En cuanto al aspecto del alarmismo infundado, es en verdad sobrecogedor, de cierto modo, caer en la cuenta del largo tiempo que tienen los gritos de desastre inminente de llenar las ondas radiales y televisivas, así como las páginas de opinión. Por ejemplo, acabo de volver a leer un artículo de opinión escrito por Alan Greenspan en The Wall Street Journal, en el que advierte que nuestro déficit presupuestario llevará a tasas de interés e inflación muy elevadas.
¿Qué hay de la realidad de inflación y tasas de interés bajas? Eso, declara en el artículo, es “lamentable, porque está fomentando un sentimiento de complacencia”.
Es curiosa la forma sin reparos en que la gente que normalmente venera la sabiduría de los mercados declara que los mercados están equivocados cuando no caen presas del pánico en la forma que se supone que deben hacerlo. Pero la cosa realmente sorprendente en este punto es la fecha: el artículo de Greenspan se publicó en junio del 2010, hace casi tres años y medio, y tanto la inflación como las tasas de interés siguen bajas.
Así las cosas, ¿ha reconsiderado el que fuera maestro sus puntos de vista después de haber estado equivocado durante tanto tiempo? Ni un poquito siquiera. Su nuevo (y muy mal) libro declara que “el prejuicio con el gasto deficitario irrestricto es nuestro máximo problema económico local”.
Mientras tanto, en lo que concierne a la frecuentemente profetizada –pero que nunca llega– crisis por la deuda: En un testimonio en el Senado hace más de dos años y medio, Bowles advirtió que era posible que enfrentáramos una crisis fiscal dentro de unos dos años, e instó a los que lo escuchaban a “detenerse por un minuto y pensar respecto a qué sucedería” si se da el caso de que “nuestros banqueros en Asia” dejen de comprar nuestra deuda. Pero, ¿ha tratado él –o cualquiera de los suyos– de pensar en verdad en qué sucedería? No, en realidad no. Sencillamente dan por un hecho que provocaría elevadas tasas de interés y colapso económico, cuando tanto la teoría como la evidencia sugieren lo contrario.

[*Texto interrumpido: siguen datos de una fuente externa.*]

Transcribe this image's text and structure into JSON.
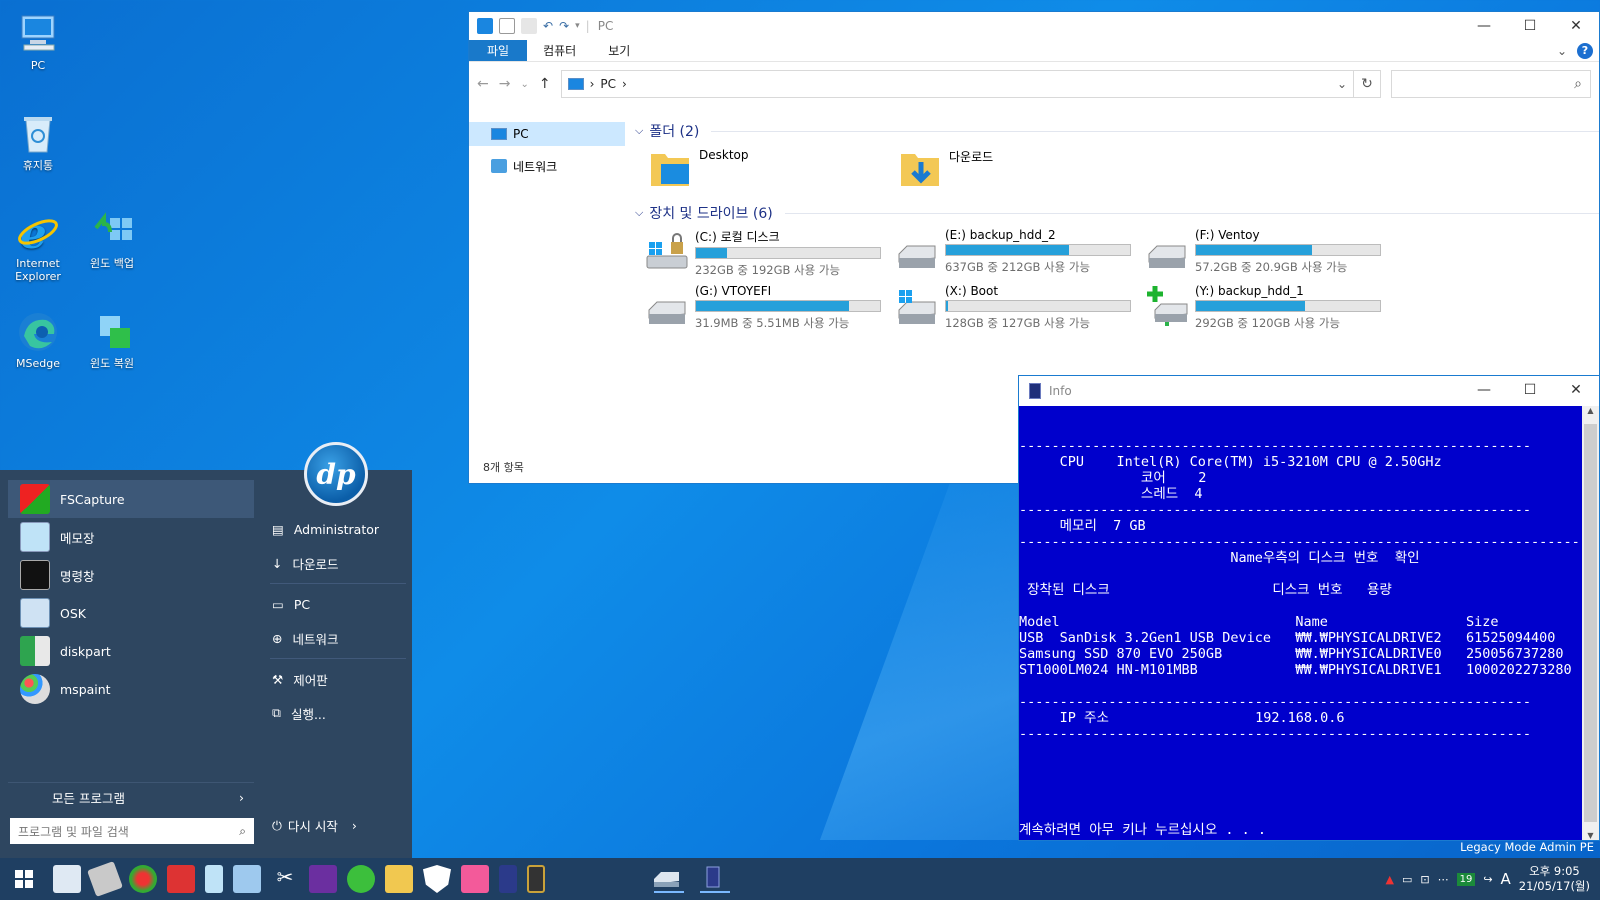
{
  "desktop": {
    "icons": [
      {
        "label": "PC"
      },
      {
        "label": "휴지통"
      },
      {
        "label": "Internet Explorer"
      },
      {
        "label": "윈도 백업"
      },
      {
        "label": "MSedge"
      },
      {
        "label": "윈도 복원"
      }
    ],
    "legacy_text": "Legacy Mode Admin PE"
  },
  "explorer": {
    "title": "PC",
    "ribbon_tabs": [
      "파일",
      "컴퓨터",
      "보기"
    ],
    "address": "PC",
    "nav": [
      {
        "label": "PC"
      },
      {
        "label": "네트워크"
      }
    ],
    "folders_header": "폴더 (2)",
    "folders": [
      {
        "label": "Desktop"
      },
      {
        "label": "다운로드"
      }
    ],
    "drives_header": "장치 및 드라이브 (6)",
    "drives": [
      {
        "label": "(C:) 로컬 디스크",
        "free": "232GB 중 192GB 사용 가능",
        "used": 0.17
      },
      {
        "label": "(E:) backup_hdd_2",
        "free": "637GB 중 212GB 사용 가능",
        "used": 0.67
      },
      {
        "label": "(F:) Ventoy",
        "free": "57.2GB 중 20.9GB 사용 가능",
        "used": 0.63
      },
      {
        "label": "(G:) VTOYEFI",
        "free": "31.9MB 중 5.51MB 사용 가능",
        "used": 0.83
      },
      {
        "label": "(X:) Boot",
        "free": "128GB 중 127GB 사용 가능",
        "used": 0.01
      },
      {
        "label": "(Y:) backup_hdd_1",
        "free": "292GB 중 120GB 사용 가능",
        "used": 0.59
      }
    ],
    "status": "8개 항목"
  },
  "info": {
    "title": "Info",
    "lines": [
      "---------------------------------------------------------------",
      "     CPU    Intel(R) Core(TM) i5-3210M CPU @ 2.50GHz",
      "               코어    2",
      "               스레드  4",
      "---------------------------------------------------------------",
      "     메모리  7 GB",
      "----------------------------------------------------------------------------",
      "                          Name우측의 디스크 번호  확인",
      "",
      " 장착된 디스크                    디스크 번호   용량",
      "",
      "Model                             Name                 Size",
      "USB  SanDisk 3.2Gen1 USB Device   ₩₩.₩PHYSICALDRIVE2   61525094400",
      "Samsung SSD 870 EVO 250GB         ₩₩.₩PHYSICALDRIVE0   250056737280",
      "ST1000LM024 HN-M101MBB            ₩₩.₩PHYSICALDRIVE1   1000202273280",
      "",
      "---------------------------------------------------------------",
      "     IP 주소                  192.168.0.6",
      "---------------------------------------------------------------",
      "",
      "",
      "",
      "",
      "",
      "계속하려면 아무 키나 누르십시오 . . ."
    ]
  },
  "start_menu": {
    "programs": [
      {
        "label": "FSCapture"
      },
      {
        "label": "메모장"
      },
      {
        "label": "명령창"
      },
      {
        "label": "OSK"
      },
      {
        "label": "diskpart"
      },
      {
        "label": "mspaint"
      }
    ],
    "all_programs": "모든 프로그램",
    "search_placeholder": "프로그램 및 파일 검색",
    "right_items": [
      {
        "label": "Administrator"
      },
      {
        "label": "다운로드"
      },
      {
        "label": "PC"
      },
      {
        "label": "네트워크"
      },
      {
        "label": "제어판"
      },
      {
        "label": "실행..."
      }
    ],
    "restart": "다시 시작",
    "logo": "dp"
  },
  "taskbar": {
    "tray_badge": "19",
    "ime": "A",
    "time": "오후 9:05",
    "date": "21/05/17(월)"
  },
  "colors": {
    "accent": "#1979ca",
    "console_bg": "#0000cc",
    "start_bg": "#2e4660",
    "taskbar_bg": "#1f3f62",
    "drive_bar": "#26a0da"
  }
}
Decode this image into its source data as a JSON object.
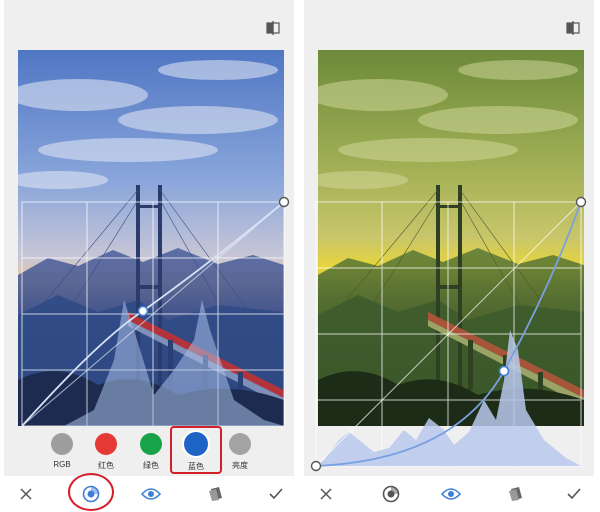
{
  "colors": {
    "accent": "#3f7fd3",
    "annotation_red": "#d31f2a",
    "grid_line": "#ffffff",
    "curve_line": "#c8d6f2",
    "sheet_bg": "#efefef"
  },
  "left_screen": {
    "compare_icon": "compare-split-icon",
    "channels": [
      {
        "id": "rgb",
        "label": "RGB",
        "color": "#9e9e9e",
        "selected": false
      },
      {
        "id": "red",
        "label": "红色",
        "color": "#e53935",
        "selected": false
      },
      {
        "id": "green",
        "label": "绿色",
        "color": "#16a34a",
        "selected": false
      },
      {
        "id": "blue",
        "label": "蓝色",
        "color": "#1e63c6",
        "selected": true
      },
      {
        "id": "luminance",
        "label": "亮度",
        "color": "#a3a3a3",
        "selected": false
      }
    ],
    "toolbar": [
      "close-icon",
      "curves-preset-icon",
      "eye-icon",
      "styles-icon",
      "check-icon"
    ],
    "active_tool": "curves-preset-icon"
  },
  "right_screen": {
    "compare_icon": "compare-split-icon",
    "toolbar": [
      "close-icon",
      "curves-preset-icon",
      "eye-icon",
      "styles-icon",
      "check-icon"
    ],
    "active_tool": "eye-icon"
  }
}
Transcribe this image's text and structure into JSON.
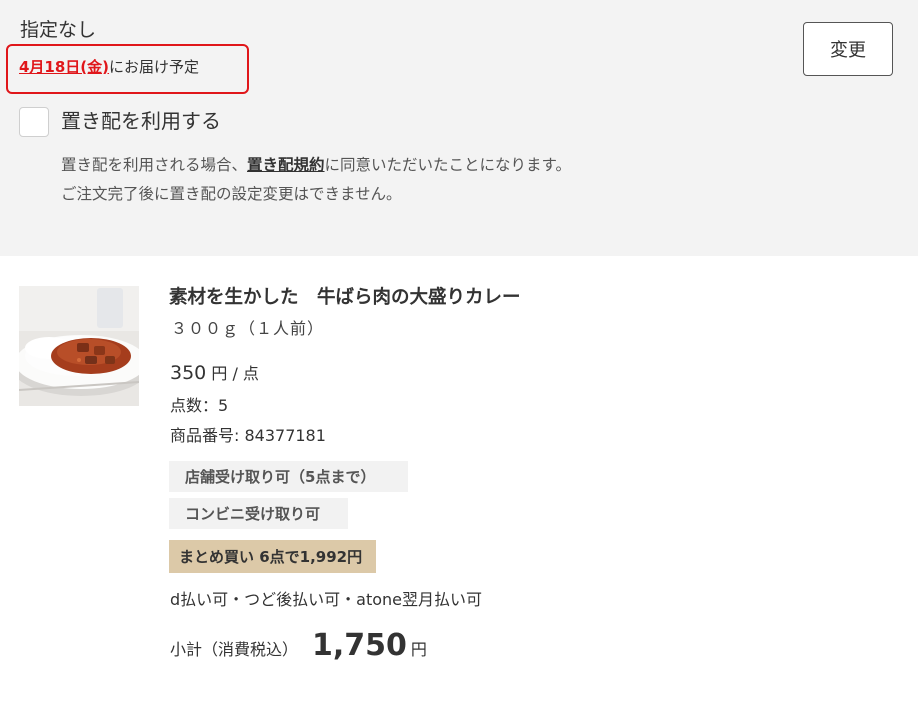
{
  "delivery": {
    "no_spec": "指定なし",
    "date_link": "4月18日(金)",
    "date_suffix": "にお届け予定",
    "change_label": "変更",
    "okihai_label": "置き配を利用する",
    "note_prefix": "置き配を利用される場合、",
    "terms_link": "置き配規約",
    "note_suffix": "に同意いただいたことになります。",
    "note_line2": "ご注文完了後に置き配の設定変更はできません。"
  },
  "product": {
    "title": "素材を生かした　牛ばら肉の大盛りカレー",
    "size": "３００ｇ（１人前）",
    "price": "350",
    "price_unit": " 円 / 点",
    "quantity": "点数：5",
    "code": "商品番号: 84377181",
    "tags": [
      "店舗受け取り可（5点まで）",
      "コンビニ受け取り可"
    ],
    "bulk_offer": "まとめ買い 6点で1,992円",
    "payment": "d払い可・つど後払い可・atone翌月払い可",
    "subtotal_label": "小計（消費税込）",
    "subtotal_amount": "1,750",
    "subtotal_unit": "円"
  },
  "colors": {
    "accent_red": "#e0161a",
    "panel_bg": "#f3f3f3",
    "bulk_tag_bg": "#dcc9a8"
  }
}
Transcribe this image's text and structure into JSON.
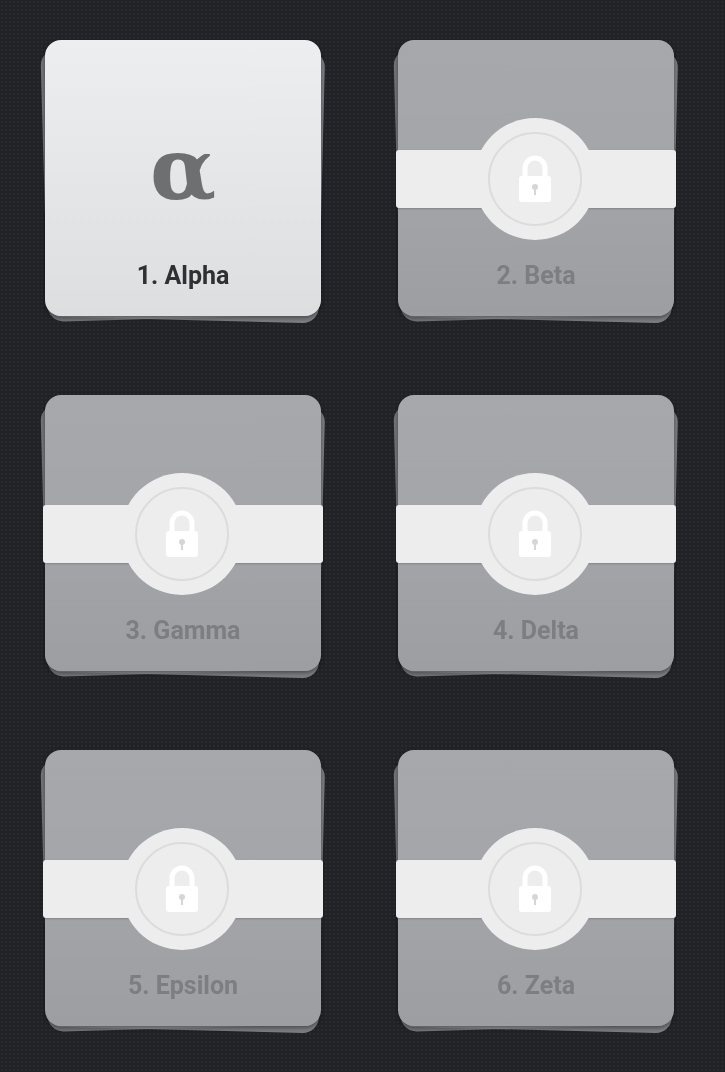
{
  "levels": [
    {
      "label": "1. Alpha",
      "symbol": "α",
      "locked": false
    },
    {
      "label": "2. Beta",
      "locked": true
    },
    {
      "label": "3. Gamma",
      "locked": true
    },
    {
      "label": "4. Delta",
      "locked": true
    },
    {
      "label": "5. Epsilon",
      "locked": true
    },
    {
      "label": "6. Zeta",
      "locked": true
    }
  ]
}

¿No me creen? Vean a Japón, un país que, igual que Estados Unidos, tiene su propia moneda y toma prestado en esa moneda, y tiene una deuda mucho más alta relativa al PIB que nosotros. Desde que asumió el poder, el primer ministro japonés Shinzo Abe, en efecto, ha manipulado exactamente el tipo de pérdida de confianza que temen los que se preocupan por la deuda; es decir, ha convencido a los inversionistas de que la deflación terminó y que la inflación está por venir, lo que reduce el atractivo de los bonos de la nación asiática. Y los efectos sobre la economía japonesa han sido ¡enteramente positivos! Las tasas de interés todavía están bajas, porque la gente espera que el Banco de Japón (el equivalente a la Reserva Federal) las mantenga bajas; el yen ha caído, lo que es bueno porque hace más competitivas las exportaciones japonesas. Y el crecimiento económico de Japón en realidad se ha acelerado.
¿Por qué, entonces, debemos temer un Apocalipsis en los Estados Unidos? Seguramente, pensarán ustedes, alguien en la comunidad del Apocalipsis por la deuda ha ofrecido una explicación clara. Pero no, nadie lo ha hecho.
Por eso, la próxima vez que vea a un hombre de apariencia seria, que viste traje entero y que declara que estamos tambaleándonos al borde del precipicio de la muerte fiscal, no tema. Él y sus amigos han estado equivocados en todo hasta el momento y literalmente no tienen idea de lo que están diciendo.
Paul Krugman es profesor de Economía y Asuntos Internacionales en la Universidad de Princeton y Premio Nobel de Economía (2008).